After I found the most pertinent groups, I decided to look at what factors would get some ads more clicks than others, and focused on the words contained in the body of the ads’ text. Using Natural Language Processing techniques, vectorized the ads to reflect the presence and frequency of certain words. For each interest category I picked, I created a model that predicted the probability of the words in an advertisement being targeted towards a particular interest group. This has somewhat limited applications due to number of samples for some of the groups, but nonetheless yielded interesting results. Certain words could be seen to have a higher probability of being present in ads targeted towards certain groups.
In addition, for each interest group I selected, I created a model that modeled which words were present in advertisements with the highest conversion rate of clicks per impression.
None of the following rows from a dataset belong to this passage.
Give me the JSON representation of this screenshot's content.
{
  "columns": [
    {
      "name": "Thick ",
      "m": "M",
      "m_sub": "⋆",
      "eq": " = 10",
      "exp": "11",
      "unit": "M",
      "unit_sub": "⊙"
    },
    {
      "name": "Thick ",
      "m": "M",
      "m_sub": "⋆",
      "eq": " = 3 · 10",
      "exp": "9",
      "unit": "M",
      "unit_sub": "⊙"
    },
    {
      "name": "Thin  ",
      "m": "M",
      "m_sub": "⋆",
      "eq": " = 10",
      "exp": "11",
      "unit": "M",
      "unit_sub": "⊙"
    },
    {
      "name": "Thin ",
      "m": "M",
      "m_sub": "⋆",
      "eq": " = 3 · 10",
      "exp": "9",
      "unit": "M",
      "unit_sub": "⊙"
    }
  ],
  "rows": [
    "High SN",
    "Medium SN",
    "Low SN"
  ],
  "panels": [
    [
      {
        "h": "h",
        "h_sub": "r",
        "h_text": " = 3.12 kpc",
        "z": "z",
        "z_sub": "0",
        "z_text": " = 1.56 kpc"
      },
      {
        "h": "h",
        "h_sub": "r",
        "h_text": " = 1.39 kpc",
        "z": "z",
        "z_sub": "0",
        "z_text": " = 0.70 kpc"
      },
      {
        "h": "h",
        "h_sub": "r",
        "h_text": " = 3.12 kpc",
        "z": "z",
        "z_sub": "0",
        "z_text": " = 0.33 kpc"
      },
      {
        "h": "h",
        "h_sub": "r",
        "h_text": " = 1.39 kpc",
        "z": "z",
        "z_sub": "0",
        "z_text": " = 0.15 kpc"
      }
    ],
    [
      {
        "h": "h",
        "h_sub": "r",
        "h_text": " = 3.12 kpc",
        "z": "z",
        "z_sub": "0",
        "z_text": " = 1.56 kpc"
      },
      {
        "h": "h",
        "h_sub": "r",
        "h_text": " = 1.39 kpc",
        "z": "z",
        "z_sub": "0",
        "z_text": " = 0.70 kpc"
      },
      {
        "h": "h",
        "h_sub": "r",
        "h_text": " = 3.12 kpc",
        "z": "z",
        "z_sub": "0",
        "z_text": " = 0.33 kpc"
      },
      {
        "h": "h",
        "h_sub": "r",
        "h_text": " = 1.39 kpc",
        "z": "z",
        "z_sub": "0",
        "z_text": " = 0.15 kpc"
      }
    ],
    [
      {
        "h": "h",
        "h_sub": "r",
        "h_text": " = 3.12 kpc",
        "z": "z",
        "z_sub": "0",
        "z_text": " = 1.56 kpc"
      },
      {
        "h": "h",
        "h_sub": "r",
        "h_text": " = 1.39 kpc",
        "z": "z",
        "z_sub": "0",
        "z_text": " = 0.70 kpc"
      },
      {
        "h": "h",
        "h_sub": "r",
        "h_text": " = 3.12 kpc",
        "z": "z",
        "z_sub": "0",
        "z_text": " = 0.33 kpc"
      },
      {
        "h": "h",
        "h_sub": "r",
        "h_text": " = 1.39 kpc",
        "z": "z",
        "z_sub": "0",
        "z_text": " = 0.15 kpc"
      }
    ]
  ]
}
Some of these words were unsurprising, such as the words “join” and “follow” being present in many of the models; but others were less trivial.
From this project, I learned that these IRA advertisements were not targeted to one interest category in particular, but to many seemingly opposing ones. However, a large proportion of the ads seemed to be targeted to particular races, religions, and beliefs. This was an interesting finding, and further supported the general consensus that the purpose of the ads was to divide the voting population. It was also of great interest to me to see what words were linked to certain interest groups, and even more: what words in different interest groups were associated with higher conversion rates.
My next step is to work with ads that are not released by the IRA. I would like to work with a much larger data set and look at a general set of ads and other political ads aimed at different parties. It would be interesting to create a model that looks at whether or not an ad is a political ad, why its being targeted to a particular user, and what makes an ad get more clicks. To this last point, in addition to NLP techniques on the text of the ads, I would also like to implement a model that finds links between what is contained in the image of ads, and the conversion rate.